In its annual forecast released Monday, the Florida Retail Federation predicted a 3 to 4 percent increase in sales, stronger even than the anticipated national increase of 2.3 percent.
"I'm probably liking the 4 percent number better," federation president and chief executive Rick McAllister said in a conference call Monday. "We've struggled for a couple of years. We lost a lot of small retailers through that period of time. … We're feeling much better now."
Even a 4 percent jump won't bring retailers back to prerecession 2006 levels, but it would certainly qualify as a substantial turnaround, McAllister said.
Some hard data show stores are already off to a stronger season.
Nationally, retail sales last month were running 7.3 percent higher than a year ago, according to Commerce Department figures released Monday. Subtract auto sales, and October results were still up 6 percent compared with a year ago and up 0.4 percent compared with September.
"Although cautious and in search of value, the American consumer has returned," said Sandy Kennedy, president of the Retail Industry Leaders Association. "With four consecutive months of sales gains, retailers are happy to turn the page on the last three years and embrace a more optimistic future."
The federation attributed its optimism to improved consumer confidence.
Unemployment remains at troubling levels, just under 12 percent in Florida. But consumers who have maintained steady income and saved more the past couple of years are ready to boost discretionary spending again.
"There's a certain pent-up demand. People can only go so long without rewarding themselves," McAllister said, citing expectations of a 15 percent increase in jewelry sales.

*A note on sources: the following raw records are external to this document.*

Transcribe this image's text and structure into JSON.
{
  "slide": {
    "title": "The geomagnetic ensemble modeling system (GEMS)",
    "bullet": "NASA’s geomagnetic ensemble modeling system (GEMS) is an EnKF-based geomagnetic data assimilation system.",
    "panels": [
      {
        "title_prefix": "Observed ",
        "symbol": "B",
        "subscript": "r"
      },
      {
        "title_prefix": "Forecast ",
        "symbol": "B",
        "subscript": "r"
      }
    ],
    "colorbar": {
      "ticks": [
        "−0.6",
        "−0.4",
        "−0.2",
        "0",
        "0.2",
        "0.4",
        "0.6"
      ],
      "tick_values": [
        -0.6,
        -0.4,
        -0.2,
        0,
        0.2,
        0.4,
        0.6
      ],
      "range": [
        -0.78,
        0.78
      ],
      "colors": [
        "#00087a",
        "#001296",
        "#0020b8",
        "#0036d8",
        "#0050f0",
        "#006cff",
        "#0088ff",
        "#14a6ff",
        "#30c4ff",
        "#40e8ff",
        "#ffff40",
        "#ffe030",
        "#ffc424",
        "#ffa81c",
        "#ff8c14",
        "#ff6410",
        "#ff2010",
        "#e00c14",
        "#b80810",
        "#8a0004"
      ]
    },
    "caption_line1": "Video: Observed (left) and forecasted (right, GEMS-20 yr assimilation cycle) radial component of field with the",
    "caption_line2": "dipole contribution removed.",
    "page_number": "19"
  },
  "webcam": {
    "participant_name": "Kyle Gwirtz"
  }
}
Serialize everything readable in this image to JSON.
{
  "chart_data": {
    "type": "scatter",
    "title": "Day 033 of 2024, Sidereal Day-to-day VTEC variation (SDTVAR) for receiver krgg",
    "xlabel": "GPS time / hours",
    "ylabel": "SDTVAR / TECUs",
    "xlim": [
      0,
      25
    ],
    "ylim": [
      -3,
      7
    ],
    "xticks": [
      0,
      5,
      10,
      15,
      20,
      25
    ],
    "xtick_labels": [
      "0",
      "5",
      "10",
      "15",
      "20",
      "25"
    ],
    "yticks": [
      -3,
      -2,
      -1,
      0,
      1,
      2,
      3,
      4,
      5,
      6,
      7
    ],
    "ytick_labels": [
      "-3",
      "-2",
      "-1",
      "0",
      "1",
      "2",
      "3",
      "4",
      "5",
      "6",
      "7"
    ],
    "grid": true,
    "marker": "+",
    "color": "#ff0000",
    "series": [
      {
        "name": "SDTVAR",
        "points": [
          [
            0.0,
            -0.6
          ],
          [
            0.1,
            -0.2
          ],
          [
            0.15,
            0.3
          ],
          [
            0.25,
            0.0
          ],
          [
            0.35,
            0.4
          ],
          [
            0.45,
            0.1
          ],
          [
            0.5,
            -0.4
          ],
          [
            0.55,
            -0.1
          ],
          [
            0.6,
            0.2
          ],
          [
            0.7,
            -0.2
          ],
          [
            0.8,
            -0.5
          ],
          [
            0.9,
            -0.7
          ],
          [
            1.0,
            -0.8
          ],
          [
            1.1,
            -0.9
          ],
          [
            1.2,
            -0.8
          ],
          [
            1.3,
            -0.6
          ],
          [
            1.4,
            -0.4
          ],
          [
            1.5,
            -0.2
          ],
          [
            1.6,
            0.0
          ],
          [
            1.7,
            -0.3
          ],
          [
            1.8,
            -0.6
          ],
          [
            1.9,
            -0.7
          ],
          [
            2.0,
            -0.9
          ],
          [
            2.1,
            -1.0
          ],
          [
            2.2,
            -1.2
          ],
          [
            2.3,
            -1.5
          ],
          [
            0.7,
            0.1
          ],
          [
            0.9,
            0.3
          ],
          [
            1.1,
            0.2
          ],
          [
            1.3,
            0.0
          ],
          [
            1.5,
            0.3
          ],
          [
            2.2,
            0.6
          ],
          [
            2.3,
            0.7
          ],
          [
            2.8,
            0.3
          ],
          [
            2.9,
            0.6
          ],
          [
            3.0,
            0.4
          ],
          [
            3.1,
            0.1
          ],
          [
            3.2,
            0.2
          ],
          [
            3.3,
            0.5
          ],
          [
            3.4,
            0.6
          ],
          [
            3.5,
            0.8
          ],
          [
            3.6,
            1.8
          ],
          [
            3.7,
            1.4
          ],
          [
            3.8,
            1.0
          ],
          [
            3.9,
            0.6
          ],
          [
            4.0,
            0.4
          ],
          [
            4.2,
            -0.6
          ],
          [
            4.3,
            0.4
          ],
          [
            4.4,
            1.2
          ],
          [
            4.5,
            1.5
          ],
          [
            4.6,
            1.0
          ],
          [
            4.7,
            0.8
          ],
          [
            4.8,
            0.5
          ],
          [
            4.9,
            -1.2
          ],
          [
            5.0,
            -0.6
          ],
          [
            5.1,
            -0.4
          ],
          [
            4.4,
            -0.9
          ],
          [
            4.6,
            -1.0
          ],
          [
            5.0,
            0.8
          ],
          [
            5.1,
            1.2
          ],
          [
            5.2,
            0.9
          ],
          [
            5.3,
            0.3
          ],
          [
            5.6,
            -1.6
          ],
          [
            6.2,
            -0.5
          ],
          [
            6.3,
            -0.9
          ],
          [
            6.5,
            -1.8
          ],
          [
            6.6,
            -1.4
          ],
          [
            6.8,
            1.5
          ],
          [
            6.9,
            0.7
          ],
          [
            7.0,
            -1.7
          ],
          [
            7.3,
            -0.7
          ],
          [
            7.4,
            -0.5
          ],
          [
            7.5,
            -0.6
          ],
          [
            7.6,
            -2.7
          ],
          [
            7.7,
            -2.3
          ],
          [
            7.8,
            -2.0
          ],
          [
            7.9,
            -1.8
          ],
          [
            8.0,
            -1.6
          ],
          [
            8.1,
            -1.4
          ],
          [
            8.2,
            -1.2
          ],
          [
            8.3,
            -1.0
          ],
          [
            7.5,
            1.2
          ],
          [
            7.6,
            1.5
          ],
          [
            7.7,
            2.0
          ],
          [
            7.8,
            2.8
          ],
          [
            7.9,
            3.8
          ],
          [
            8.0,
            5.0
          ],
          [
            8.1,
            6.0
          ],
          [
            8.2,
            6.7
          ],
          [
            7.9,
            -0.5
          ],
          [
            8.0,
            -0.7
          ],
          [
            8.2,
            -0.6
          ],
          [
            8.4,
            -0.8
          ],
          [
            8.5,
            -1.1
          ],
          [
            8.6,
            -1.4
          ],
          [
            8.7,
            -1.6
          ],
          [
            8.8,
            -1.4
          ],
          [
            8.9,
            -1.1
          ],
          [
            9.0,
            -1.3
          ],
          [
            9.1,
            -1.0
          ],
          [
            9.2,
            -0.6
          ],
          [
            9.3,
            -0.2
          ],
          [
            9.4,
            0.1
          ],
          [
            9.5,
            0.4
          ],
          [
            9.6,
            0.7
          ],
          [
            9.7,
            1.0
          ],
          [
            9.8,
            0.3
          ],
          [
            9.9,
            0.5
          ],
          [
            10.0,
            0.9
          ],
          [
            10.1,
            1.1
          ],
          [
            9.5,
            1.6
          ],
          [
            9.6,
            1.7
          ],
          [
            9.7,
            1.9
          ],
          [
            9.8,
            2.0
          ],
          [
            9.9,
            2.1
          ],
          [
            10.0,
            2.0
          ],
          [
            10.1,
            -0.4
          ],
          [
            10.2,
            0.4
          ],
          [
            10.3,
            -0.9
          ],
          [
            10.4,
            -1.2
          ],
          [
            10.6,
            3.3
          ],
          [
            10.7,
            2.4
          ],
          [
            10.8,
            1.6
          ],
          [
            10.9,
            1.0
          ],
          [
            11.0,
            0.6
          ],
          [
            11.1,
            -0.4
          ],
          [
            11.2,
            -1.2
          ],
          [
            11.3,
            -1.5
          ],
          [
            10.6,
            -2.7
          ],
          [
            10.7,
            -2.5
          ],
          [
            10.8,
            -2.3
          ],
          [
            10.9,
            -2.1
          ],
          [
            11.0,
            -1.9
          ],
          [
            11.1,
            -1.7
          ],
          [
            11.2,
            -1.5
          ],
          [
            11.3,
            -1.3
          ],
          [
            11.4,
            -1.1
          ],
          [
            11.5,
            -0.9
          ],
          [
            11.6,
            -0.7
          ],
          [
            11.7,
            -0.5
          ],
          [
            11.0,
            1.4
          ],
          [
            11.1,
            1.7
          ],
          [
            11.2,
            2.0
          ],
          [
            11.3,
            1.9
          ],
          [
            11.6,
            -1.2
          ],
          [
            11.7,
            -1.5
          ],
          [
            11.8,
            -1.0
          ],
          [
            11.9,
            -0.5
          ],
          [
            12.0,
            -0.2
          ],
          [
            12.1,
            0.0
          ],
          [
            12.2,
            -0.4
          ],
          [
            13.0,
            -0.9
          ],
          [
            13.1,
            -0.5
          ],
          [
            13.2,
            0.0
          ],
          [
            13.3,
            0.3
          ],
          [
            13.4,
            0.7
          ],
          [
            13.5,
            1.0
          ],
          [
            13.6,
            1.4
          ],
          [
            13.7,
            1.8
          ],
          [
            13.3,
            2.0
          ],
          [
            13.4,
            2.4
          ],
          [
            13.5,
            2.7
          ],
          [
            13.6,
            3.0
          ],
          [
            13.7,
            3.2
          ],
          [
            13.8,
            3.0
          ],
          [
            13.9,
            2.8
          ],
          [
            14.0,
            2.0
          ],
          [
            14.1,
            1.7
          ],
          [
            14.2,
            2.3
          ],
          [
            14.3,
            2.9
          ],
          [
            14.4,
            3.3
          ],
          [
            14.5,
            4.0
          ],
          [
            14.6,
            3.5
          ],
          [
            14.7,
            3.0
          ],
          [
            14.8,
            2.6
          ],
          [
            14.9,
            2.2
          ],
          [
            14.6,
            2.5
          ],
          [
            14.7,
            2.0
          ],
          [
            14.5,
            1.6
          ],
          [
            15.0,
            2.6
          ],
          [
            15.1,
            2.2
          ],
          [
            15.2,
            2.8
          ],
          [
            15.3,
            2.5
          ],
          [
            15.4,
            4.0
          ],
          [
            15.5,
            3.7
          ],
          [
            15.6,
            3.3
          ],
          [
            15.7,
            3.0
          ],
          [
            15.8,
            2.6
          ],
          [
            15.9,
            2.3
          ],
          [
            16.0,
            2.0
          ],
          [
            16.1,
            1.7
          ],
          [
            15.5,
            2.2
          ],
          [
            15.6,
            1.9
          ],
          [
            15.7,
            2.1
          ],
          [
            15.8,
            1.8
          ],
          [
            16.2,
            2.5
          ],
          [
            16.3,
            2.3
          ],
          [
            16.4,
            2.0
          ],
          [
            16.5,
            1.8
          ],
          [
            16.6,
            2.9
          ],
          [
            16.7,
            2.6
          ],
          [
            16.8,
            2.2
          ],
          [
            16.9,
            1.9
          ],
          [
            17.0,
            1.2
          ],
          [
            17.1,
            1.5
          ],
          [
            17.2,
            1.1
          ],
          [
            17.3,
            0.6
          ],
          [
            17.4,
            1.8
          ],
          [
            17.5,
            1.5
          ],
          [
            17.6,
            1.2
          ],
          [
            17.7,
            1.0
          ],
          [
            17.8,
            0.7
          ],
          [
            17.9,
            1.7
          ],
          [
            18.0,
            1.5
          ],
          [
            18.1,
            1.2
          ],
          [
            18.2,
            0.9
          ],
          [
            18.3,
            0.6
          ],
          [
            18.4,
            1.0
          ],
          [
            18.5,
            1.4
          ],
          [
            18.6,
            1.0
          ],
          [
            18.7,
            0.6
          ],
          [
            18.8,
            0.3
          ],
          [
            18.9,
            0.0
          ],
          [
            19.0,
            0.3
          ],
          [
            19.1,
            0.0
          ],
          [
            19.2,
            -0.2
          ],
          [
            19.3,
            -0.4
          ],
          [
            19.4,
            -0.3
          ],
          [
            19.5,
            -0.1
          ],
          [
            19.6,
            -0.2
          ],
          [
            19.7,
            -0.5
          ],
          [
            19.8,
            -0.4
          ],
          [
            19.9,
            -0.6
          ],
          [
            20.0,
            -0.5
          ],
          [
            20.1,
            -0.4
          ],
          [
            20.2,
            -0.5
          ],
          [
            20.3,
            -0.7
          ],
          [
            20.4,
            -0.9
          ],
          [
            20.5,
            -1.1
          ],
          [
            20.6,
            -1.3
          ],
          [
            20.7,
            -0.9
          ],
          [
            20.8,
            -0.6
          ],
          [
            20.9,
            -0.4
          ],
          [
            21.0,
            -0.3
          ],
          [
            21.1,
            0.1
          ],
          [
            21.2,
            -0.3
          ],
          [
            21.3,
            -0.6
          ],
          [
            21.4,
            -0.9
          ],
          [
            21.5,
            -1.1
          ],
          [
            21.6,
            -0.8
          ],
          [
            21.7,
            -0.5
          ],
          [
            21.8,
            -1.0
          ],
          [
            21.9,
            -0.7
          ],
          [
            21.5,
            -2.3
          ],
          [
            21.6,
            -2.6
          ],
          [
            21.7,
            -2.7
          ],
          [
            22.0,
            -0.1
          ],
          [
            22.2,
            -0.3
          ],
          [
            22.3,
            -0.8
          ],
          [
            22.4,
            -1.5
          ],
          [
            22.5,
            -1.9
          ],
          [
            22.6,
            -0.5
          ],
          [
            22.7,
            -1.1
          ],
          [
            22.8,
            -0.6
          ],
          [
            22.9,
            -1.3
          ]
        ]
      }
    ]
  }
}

On the opposite side of the spectrum, the federation also expects bargain retailers to fare well. Separately, a recent AAA survey found more than 80 percent of shoppers in Florida, Georgia and Tennessee plan to take their gift lists to discount stores like Target and Walmart.
However, McAllister said some bargain retailers may have trouble replicating the sales numbers posted during the height of the recession, when shoppers flocked to them. Asked if any particular retailers are expected to continue struggling, he singled out the home furnishings market, hit hard by a falloff in home building that has yet to recover.